Crabhouse keeps picking year after Hurricane Irene
Posted August 27, 2012
Aurora, N.C. — Hurricane Irene flooded Carolina Seafood in Aurora with a 9-foot storm surge last August, closing the family business and leaving 60 people jobless in a county with an unemployment rate over 11.5 percent. No government aid came to help repair and reopen the business.
But that didn't stop the owner of the Beaufort County crab-processing company from picking up the pieces.
"You have somewhat a responsiblity to the community," Carolina Seafood owner Vance Henries. "It's not all about me. It's about other people and doing what's right for them."
On Aug. 27, 2011, Category 1 Irene perched over North Carolina for more than 12 hours, pushing the storm surge farther inland than previous hurricanes. In all, it caused more than $1.2 billion in damage in more than a third of North Carolina's 100 counties.
Carolina Seafood was among the devastated homes and businesses.
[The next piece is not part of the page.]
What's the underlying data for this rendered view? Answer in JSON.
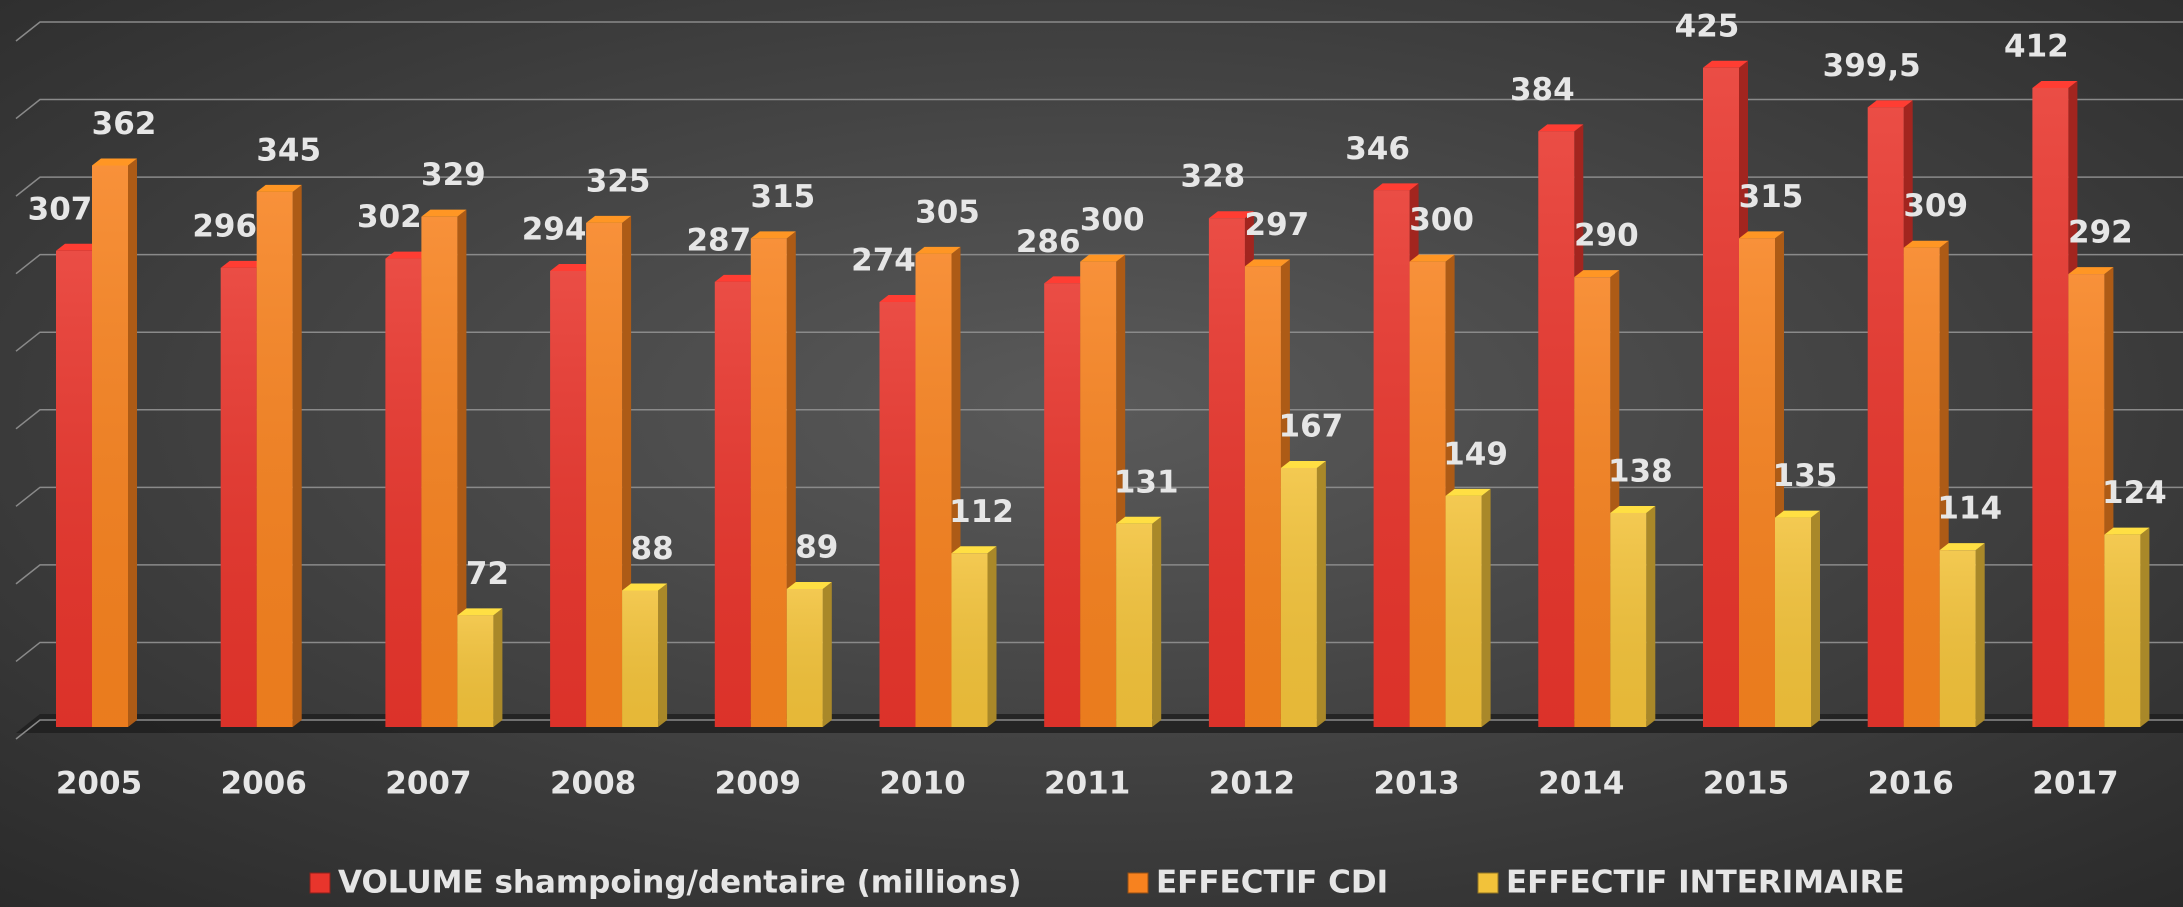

"I just went to my knees and cried," Henries remembered seeing the damage for the first time. "Walls were busted in. We had trees, floating trees, that had come in like torpedoes and just took walls out."
A year later, the building has been repaired, and nearly 50 people are back at work for the crab-processing company.
Elsie Cradle said she's grateful to continue picking crabs, work she has done for 62 years.
"It gives us something to do," Cradle said.
Challenges for the business remain. The crab harvest is smaller this year.
But after a tough year, Henries said he's proud to have rebuilt his business without taking a single dime in government aid.
"We take what we can get. I know the good Lord will provide for us," he said. "We'll stay right here as long as we can."